Known transfer gaps include:

  • metal-center torsion behavior that may be suppressed or attenuated by MacroModel-specific rules,
  • wildcard MM3 atom-type matching such as 00,
  • cross terms beyond the currently implemented JAX stretch-bend term,
  • composed-force-field semantics for base MM3 + OPT overlays,
  • the absence of a licensed MacroModel validation loop for confirming any compatibility-layer guesses.

q2mm's supported path is therefore:

  1. load the published or QFUERZA starting force field without corrupting it,
  2. freeze non-OPT parameters when reproducing literature-scale TS systems,
  3. optimize under the q2mm engine/objective being used,
  4. report the remaining cross-engine gap honestly.

Recommendations

  • Use scipy-lbfgsb-jax on the CLI or ScipyOptimizer(method="L-BFGS-B", jac="auto") in Python for multi-molecule TS systems.
  • Keep the default ratio gate enabled.
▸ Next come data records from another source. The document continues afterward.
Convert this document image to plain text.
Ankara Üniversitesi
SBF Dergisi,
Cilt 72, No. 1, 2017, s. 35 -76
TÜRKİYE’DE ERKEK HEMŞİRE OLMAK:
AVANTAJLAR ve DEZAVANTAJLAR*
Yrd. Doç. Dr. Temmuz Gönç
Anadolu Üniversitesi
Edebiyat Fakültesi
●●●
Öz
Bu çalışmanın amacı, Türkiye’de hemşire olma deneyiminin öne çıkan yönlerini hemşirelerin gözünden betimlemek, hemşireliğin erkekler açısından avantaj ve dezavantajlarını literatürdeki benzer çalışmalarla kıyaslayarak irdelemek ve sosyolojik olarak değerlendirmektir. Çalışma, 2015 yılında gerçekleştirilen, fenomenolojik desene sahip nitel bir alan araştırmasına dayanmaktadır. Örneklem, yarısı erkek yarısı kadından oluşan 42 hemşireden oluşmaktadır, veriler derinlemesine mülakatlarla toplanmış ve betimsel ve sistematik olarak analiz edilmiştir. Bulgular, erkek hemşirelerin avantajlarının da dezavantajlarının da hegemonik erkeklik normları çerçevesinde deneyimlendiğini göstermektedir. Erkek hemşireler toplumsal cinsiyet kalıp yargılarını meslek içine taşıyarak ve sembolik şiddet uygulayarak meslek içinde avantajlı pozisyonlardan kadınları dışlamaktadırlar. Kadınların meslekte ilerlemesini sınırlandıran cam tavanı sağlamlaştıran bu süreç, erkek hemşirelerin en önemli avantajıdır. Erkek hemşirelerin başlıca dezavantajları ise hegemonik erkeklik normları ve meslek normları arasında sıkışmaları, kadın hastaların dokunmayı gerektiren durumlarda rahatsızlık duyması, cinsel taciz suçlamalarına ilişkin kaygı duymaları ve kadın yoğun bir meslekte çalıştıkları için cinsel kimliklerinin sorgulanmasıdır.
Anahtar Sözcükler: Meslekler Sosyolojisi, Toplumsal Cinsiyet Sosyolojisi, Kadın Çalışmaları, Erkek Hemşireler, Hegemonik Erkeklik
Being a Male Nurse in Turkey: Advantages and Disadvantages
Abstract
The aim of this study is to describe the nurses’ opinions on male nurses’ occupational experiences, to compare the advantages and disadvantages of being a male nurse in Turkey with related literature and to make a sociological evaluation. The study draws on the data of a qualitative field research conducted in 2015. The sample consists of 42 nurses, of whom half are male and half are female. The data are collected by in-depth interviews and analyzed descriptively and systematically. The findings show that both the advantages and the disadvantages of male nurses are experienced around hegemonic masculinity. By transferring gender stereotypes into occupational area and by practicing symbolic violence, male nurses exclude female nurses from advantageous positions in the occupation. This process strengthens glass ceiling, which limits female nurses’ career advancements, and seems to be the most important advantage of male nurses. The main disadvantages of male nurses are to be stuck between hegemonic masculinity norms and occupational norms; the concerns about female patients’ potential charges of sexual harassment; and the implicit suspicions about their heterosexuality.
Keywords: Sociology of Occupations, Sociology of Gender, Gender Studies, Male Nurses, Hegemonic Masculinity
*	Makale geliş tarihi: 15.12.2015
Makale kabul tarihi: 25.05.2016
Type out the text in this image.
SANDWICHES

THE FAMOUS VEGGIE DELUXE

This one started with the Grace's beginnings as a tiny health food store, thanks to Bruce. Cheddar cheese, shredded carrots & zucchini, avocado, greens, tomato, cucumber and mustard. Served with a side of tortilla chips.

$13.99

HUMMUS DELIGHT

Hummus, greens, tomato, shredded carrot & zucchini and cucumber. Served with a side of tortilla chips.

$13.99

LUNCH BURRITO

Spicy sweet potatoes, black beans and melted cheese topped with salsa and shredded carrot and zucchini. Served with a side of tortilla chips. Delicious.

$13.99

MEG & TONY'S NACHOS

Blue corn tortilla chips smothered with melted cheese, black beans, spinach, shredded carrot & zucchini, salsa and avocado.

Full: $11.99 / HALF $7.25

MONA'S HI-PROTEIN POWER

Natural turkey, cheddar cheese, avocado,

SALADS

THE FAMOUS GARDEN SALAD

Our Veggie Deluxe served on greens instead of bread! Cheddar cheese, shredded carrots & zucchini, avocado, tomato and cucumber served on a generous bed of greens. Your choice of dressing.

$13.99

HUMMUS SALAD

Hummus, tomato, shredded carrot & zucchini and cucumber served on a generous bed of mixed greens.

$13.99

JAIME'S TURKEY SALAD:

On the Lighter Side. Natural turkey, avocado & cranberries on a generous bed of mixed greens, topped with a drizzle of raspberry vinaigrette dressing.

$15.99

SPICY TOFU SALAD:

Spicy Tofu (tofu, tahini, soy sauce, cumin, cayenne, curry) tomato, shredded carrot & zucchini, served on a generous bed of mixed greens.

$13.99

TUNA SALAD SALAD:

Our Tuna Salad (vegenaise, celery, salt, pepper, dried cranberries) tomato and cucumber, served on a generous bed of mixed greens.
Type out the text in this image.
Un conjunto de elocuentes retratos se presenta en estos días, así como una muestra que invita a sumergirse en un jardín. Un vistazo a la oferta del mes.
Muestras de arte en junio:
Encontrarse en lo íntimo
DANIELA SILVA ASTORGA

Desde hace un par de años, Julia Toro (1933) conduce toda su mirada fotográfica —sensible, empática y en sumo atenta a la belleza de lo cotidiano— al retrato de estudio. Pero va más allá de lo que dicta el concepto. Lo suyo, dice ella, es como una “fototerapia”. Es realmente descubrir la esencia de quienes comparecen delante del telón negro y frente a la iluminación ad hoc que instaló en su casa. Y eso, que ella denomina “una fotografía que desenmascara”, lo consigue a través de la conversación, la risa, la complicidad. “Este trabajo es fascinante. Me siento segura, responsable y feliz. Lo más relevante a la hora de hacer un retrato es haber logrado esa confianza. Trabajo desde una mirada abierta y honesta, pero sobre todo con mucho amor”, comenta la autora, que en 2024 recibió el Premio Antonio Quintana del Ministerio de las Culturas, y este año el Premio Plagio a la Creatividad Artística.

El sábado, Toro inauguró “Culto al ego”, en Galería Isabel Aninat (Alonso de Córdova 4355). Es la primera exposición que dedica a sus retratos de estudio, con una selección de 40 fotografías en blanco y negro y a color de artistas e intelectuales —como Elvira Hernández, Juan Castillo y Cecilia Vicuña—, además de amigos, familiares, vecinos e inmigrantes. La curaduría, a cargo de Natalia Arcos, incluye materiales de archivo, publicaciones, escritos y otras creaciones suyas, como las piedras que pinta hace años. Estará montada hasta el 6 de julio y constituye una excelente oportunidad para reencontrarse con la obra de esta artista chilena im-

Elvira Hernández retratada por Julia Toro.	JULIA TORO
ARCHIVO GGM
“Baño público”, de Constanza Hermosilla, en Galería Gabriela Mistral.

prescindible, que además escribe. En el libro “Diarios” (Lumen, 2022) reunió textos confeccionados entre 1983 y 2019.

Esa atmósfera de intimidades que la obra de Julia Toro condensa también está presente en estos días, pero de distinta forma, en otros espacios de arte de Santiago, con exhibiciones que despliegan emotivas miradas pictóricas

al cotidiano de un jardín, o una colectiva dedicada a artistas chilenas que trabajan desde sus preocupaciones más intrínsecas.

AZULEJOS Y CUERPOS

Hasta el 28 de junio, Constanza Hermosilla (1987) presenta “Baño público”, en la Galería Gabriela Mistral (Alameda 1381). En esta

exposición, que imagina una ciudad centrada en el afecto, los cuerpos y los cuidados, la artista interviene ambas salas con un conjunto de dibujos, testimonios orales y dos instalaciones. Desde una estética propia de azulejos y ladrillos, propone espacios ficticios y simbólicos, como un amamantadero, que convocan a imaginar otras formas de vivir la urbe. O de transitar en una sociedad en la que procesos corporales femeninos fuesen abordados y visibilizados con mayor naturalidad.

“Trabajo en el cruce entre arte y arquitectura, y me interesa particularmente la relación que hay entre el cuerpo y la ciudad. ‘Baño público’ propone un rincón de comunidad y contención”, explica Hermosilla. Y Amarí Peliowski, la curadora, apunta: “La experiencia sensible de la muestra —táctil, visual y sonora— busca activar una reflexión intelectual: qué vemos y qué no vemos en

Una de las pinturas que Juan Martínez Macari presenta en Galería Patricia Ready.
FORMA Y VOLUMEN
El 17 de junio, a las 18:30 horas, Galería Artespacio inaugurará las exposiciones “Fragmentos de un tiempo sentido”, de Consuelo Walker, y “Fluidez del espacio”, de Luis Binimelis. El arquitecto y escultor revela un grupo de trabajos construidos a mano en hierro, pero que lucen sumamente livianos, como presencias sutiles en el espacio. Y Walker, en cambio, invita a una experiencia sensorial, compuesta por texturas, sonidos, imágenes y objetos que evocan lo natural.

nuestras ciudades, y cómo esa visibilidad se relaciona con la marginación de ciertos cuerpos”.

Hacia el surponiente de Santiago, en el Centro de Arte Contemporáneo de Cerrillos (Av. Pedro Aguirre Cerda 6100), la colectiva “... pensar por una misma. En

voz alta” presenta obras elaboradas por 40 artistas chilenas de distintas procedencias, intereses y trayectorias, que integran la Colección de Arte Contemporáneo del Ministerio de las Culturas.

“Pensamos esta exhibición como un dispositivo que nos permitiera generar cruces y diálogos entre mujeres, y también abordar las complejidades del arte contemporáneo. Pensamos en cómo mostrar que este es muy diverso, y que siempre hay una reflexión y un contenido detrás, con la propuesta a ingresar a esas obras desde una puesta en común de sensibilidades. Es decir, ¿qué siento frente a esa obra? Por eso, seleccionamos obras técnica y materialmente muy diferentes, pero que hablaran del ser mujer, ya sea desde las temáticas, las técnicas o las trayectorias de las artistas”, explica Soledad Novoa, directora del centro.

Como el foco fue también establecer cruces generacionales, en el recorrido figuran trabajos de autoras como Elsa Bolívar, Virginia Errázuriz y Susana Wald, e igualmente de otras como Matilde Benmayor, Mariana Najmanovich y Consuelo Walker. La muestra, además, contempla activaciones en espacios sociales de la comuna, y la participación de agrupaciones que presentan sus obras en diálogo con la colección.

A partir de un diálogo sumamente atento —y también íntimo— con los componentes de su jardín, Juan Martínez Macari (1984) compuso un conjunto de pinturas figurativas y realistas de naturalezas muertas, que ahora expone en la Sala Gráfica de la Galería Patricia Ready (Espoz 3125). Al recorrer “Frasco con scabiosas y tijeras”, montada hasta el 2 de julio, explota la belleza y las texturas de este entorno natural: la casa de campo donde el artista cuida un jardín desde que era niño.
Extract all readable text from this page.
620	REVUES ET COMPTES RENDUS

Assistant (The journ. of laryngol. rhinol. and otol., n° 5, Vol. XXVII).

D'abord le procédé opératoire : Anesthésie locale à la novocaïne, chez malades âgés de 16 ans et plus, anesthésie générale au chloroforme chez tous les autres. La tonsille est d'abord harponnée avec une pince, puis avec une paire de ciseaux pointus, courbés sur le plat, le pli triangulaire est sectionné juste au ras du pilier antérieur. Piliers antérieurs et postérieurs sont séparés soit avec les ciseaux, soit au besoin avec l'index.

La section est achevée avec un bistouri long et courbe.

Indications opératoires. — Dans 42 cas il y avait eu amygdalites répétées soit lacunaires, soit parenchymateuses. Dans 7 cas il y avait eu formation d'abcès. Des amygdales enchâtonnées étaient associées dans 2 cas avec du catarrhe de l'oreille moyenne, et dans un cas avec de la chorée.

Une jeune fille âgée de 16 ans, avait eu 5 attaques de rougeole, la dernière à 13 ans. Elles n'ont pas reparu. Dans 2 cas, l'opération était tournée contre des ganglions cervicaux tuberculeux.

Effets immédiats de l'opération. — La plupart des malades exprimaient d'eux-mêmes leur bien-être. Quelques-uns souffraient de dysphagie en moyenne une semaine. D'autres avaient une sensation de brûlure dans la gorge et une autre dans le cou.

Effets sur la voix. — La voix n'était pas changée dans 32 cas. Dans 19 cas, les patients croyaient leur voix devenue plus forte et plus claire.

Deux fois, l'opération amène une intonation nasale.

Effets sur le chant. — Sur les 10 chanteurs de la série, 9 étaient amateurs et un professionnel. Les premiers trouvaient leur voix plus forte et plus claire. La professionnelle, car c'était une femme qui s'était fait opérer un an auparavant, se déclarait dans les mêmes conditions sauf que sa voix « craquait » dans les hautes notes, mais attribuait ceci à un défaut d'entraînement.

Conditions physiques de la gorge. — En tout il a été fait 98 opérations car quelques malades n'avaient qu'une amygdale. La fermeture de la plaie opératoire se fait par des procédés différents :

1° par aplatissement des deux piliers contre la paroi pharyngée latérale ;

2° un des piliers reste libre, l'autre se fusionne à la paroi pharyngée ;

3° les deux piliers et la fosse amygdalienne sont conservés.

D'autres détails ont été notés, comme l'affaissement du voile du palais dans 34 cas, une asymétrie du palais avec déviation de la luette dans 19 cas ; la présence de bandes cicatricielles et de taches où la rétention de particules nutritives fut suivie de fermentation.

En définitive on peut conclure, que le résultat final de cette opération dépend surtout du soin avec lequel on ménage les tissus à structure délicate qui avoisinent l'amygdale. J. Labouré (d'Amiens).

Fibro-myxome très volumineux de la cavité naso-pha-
It now admits all five benchmark systems after the loader and angle-gradient fixes, and it remains useful as a guard against future surrogate/objective divergence.
  • Do not use JaxOptOptimizer as the default for multi-molecule TS systems. Its monolithic optimization path is useful on small systems, but the per-molecule JaxLoss + SciPy L-BFGS-B path is the production route for the literature-scale benchmarks.
  • Do not treat failure to beat a MacroModel-published FF under q2mm as a bug by itself. Treat it as evidence of the documented MM3* transfer boundary unless a q2mm-native invariant or parity test fails.

Reproduce

# Full convergence regeneration for all systems; writes results under results/
python scripts/regenerate_convergence_results.py

# Example: statistically sampled pd-allyl verdict
python scripts/regenerate_convergence_results.py --system pd-allyl --n-evals 10

Archive any result JSON or optimized force field used in documentation in the separate q2mm-data repository; local results/ output is intentionally gitignored in this code repo.